Shirley E. Ezell, RNC, Assistant Nurse Manager, Springhill Medical Center, Mobile
Throughout her 35 years in the health care industry Shirley E. Ezell, RNC, assistant nurse manager of pediatric services at Springhill Medical Center in Mobile, has not once wavered in her commitment to patients and staff. “Shirley is an advocate for our babies, their parents and their nurses,” declared Dottie Hollingsworth, nursery charge nurse. “She has taken the role of a nurse in the hospital and community to a higher standard.” Ms. Ezell uses her experience with infant loss to comfort others, currently serving as a board member of the Baby Rest Program (a service provided by the Pine Crest Cemetery for the purposes of remembering children who died before, during or after birth). She has been a strong proponent of increasing awareness of child abuse in the form of shaken baby syndrome, creating brochures, making presentations and helping develop Shaken Baby Syndrome legislation that mandates that all Alabama birth-parents be educated on the syndrome. Ms. Ezell also serves on the Alabama Baby Coalition’s death case review board and the community action team.
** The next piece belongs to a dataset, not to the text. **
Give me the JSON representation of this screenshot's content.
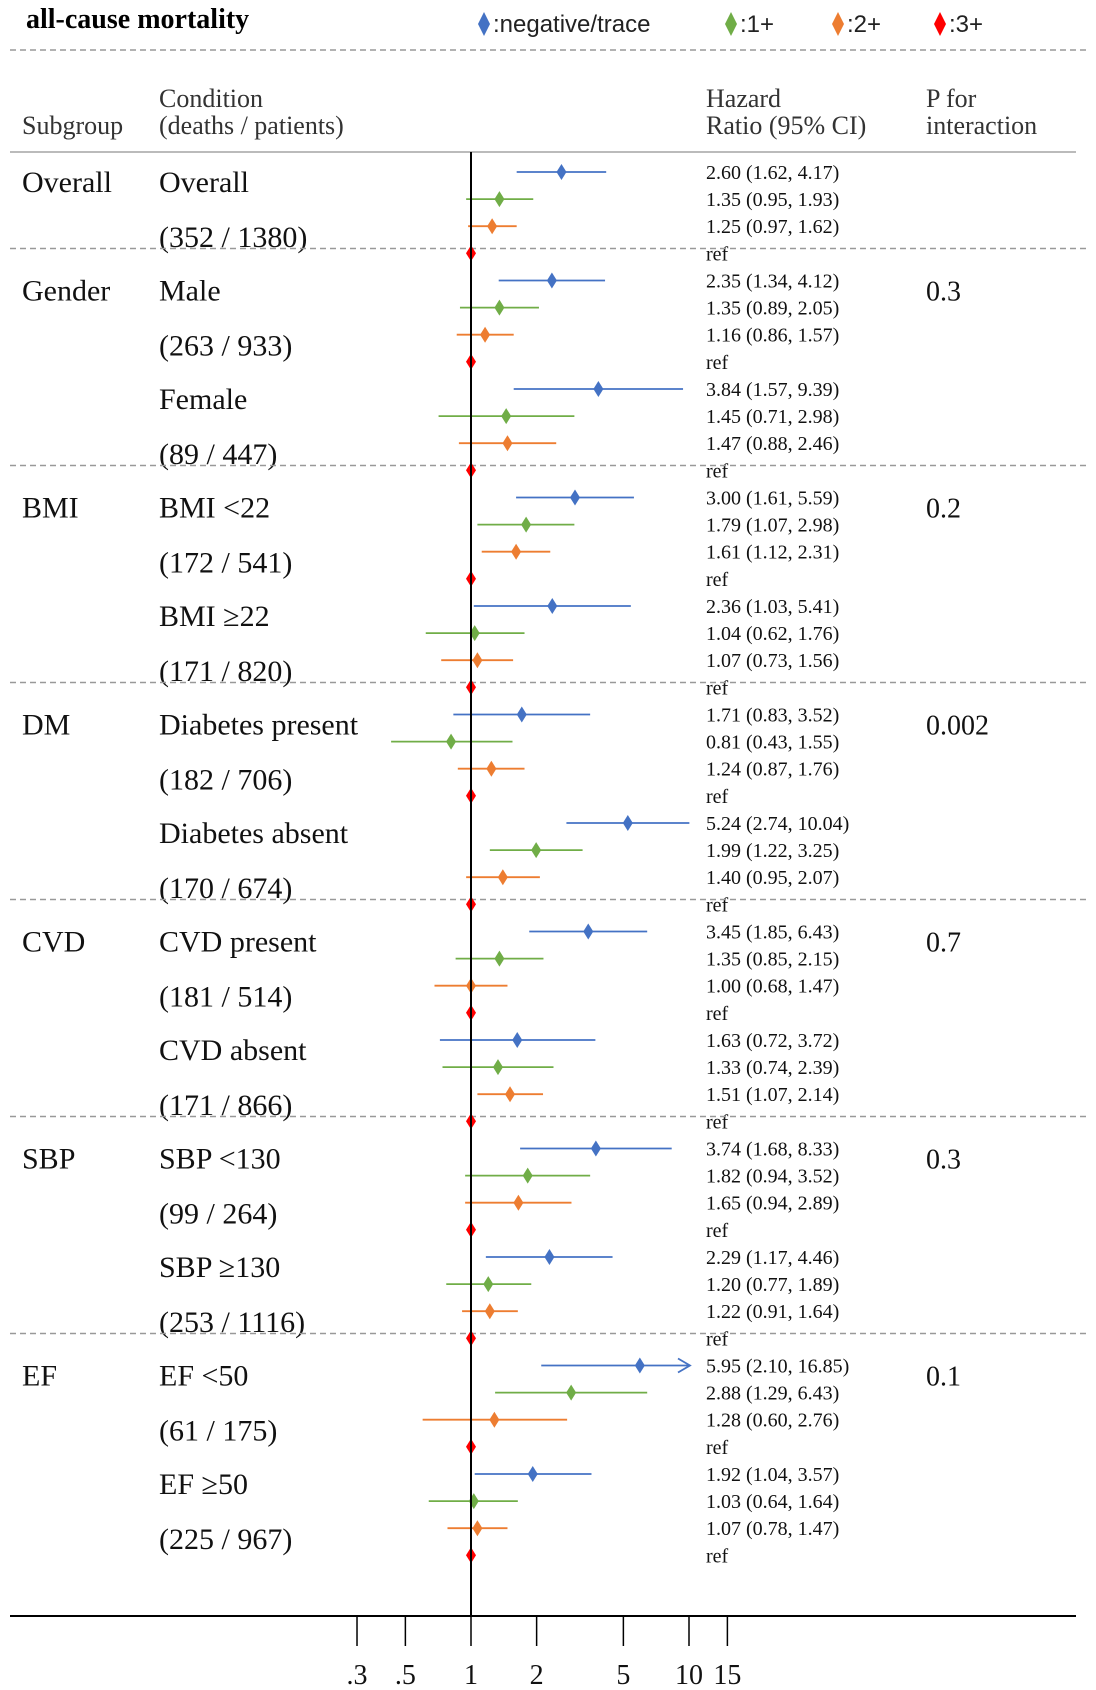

Josalyn Lofton, RN, MSN, ONC, Orthopedic Clinical Nurse Specialist, University of South Alabama Medical Center, Mobile
Since joining the University of South Alabama Medical Center in Mobile, Josalyn Lofton, RN, MSN, ONC, a clinical nurse specialist in orthopedics, has not missed a single day of work in eight years. Her dedication to the health care industry is proven through her commitment to patients, her relationship with co-workers and her contagious optimism. At the USA Medical Center, Ms. Lofton is the liaison for orthopedic services and coordinator of all aspects of care for orthopedic patients. “Her positive attitude encourages others, and wherever she is, there is an air of contentment,” said Anne F. Carter, therapy services director. Ms. Lofton is past chairperson of the Medical-Surgical Quality Assurance Committee, a member of the National Association of Orthopedic Nurses (NAON), and co-founder and past secretary of the Azalea City Chapter of NAON. During her career as a nurse, Ms. Lofton has been recognized for her service to the health care industry through several awards, such as the Mobile Infirmary Award for Excellence, the Helen Davis Award and the Excellence In Practice Award.